The cost of permanent or cash value life insurance has long been an anathema with many financial advisors, who believe that permanent life is too expensive, and the cheaper term life is the way to go. This belief is captured in the popular saying: “buy term and invest the savings.” Another objection is that most people do not need any life insurance in later years as they would have accumulated enough assets to cover their financial needs, particularly because they have already fulfilled such obligations as paying off their mortgage and their children’s college. Accordingly, many advisors would not recommend permanent life insurance to their clients.

I do not think that this is a helpful approach to dealing with life insurance as I believe that clients need to understand the fundamental principles and the utility of term versus permanent life. 

I believe that people need both kinds of insurance, oftentimes simultaneously.

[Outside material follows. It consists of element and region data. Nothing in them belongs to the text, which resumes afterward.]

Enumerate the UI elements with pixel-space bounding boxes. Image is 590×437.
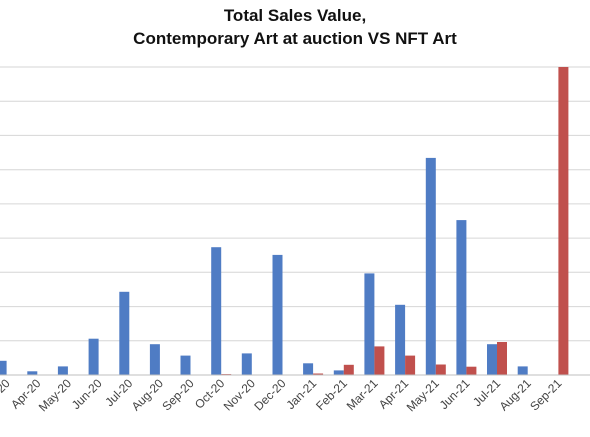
bar-series-1-Apr-21 <box>395 304 406 375</box>
x-tick-label: Mar-21 <box>344 376 381 413</box>
bar-series-1-Jun-21 <box>456 220 467 375</box>
x-tick-label: May-21 <box>404 376 442 414</box>
bar-series-1-Jun-20 <box>88 338 99 375</box>
bar-series-1-Mar-21 <box>364 273 375 375</box>
bars <box>0 67 569 375</box>
bar-series-1-Dec-20 <box>272 254 283 375</box>
bar-series-2-May-21 <box>435 364 446 375</box>
x-tick-label: Jun-20 <box>69 376 105 412</box>
chart-title: Total Sales Value, Contemporary Art at a… <box>0 4 590 50</box>
bar-series-1-Aug-21 <box>517 366 528 375</box>
bar-series-2-Apr-21 <box>405 355 416 375</box>
bar-series-2-Sep-21 <box>558 67 569 375</box>
x-tick-label: May-20 <box>36 376 74 414</box>
x-tick-label: Jun-21 <box>437 376 473 412</box>
bar-series-1-Oct-20 <box>211 247 222 375</box>
bar-series-1-Apr-20 <box>27 371 38 375</box>
x-tick-label: Feb-21 <box>313 376 350 413</box>
bar-series-2-Jul-21 <box>497 342 507 375</box>
bar-series-1-Nov-20 <box>241 353 252 375</box>
x-tick-label: Dec-20 <box>251 376 288 413</box>
chart-title-line-1: Total Sales Value, <box>223 6 367 25</box>
x-tick-label: Mar-20 <box>0 376 13 413</box>
bar-series-1-Mar-20 <box>0 360 7 375</box>
bar-series-1-Jan-21 <box>303 363 314 375</box>
bar-series-1-May-20 <box>57 366 68 375</box>
gridlines <box>0 66 590 342</box>
bar-series-1-Jul-20 <box>119 291 130 375</box>
x-tick-label: Aug-20 <box>129 376 166 413</box>
x-tick-label: Sep-20 <box>159 376 196 413</box>
x-tick-label: Jan-21 <box>283 376 319 412</box>
x-tick-label: Aug-21 <box>497 376 534 413</box>
bar-series-2-Jan-21 <box>313 373 324 375</box>
x-tick-labels: Feb-20Mar-20Apr-20May-20Jun-20Jul-20Aug-… <box>0 376 565 414</box>
bar-series-2-Feb-21 <box>343 364 354 375</box>
bar-series-2-Mar-21 <box>374 346 385 375</box>
bar-series-1-Aug-20 <box>149 344 160 375</box>
bar-series-2-Jun-21 <box>466 366 477 375</box>
bar-series-1-Sep-20 <box>180 355 191 375</box>
x-tick-label: Sep-21 <box>527 376 564 413</box>
bar-series-1-Feb-21 <box>333 370 344 375</box>
bar-series-1-May-21 <box>425 157 436 375</box>
bar-series-1-Jul-21 <box>487 344 497 375</box>
x-tick-label: Nov-20 <box>221 376 258 413</box>
chart-title-line-2: Contemporary Art at auction VS NFT Art <box>133 29 457 48</box>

My view is that term life is protection against premature death, while permanent life is protection against mature death when people in advanced age may encounter unexpected financial calamities, such as the loss of life savings due to market conditions, or exorbitant medical bills caused by health conditions that were never anticipated.

Given the recent incidents of wild fire on the west coast, and hurricane and flooding on the east coast, we must also be cognizant that our life savings may be vulnerable to natural disasters that may not be fully covered by other types of insurance. In such events, a permanent life policy with sufficient cash value would provide an invaluable reserve to help manage any number of financial disasters that we have no control over. 

The Cost Of Term Life

It is true that term life is very cheap. It is best for young people when they need maximum protection for their family at low cost due to their limited resources. Term life is cheap because it is only temporary protection for 10, 20 or 30 years, and few people actually claim the death benefit. It has been estimated that only 1 percent - 3 percent of term life policies result in a claim. Essentially, one would pay premium on a policy for years until it expires without getting any benefit in return.

Conversely, a permanent life policy covers a lifetime, which can mean 100 or more in years. It is more expensive because it offers seven times (70 years) more in coverage than a 10-year term life, and more than two times in coverage than a 30-year term policy, assuming that the policy begins at age 30. The problem is that a term life policy for 70 years does not exist. 

What exists is that if clients in good health want an additional 30-year term life policy at age 60, it would not be available at any cost. They may get a 20-year policy for $6,057 per year for a $1 million death benefit for a man, and $3,639 for a woman, or a 25-year policy for $9,980 for a man and $6,384 for a woman.

Here is a real life illustration. A recent client of mine, who is now 74, had a triple heart bypass in his 50s, and has been in good health since. At 64, he took out a 20-year term policy for $100,000 that costs $3,233 per year. However, the premium schedule for the policy indicates that by age 79, his premium will increase to $42,920 a year, and by age 84, which is the end of the 20-year term, the premium will skyrocket to $61,955 per year.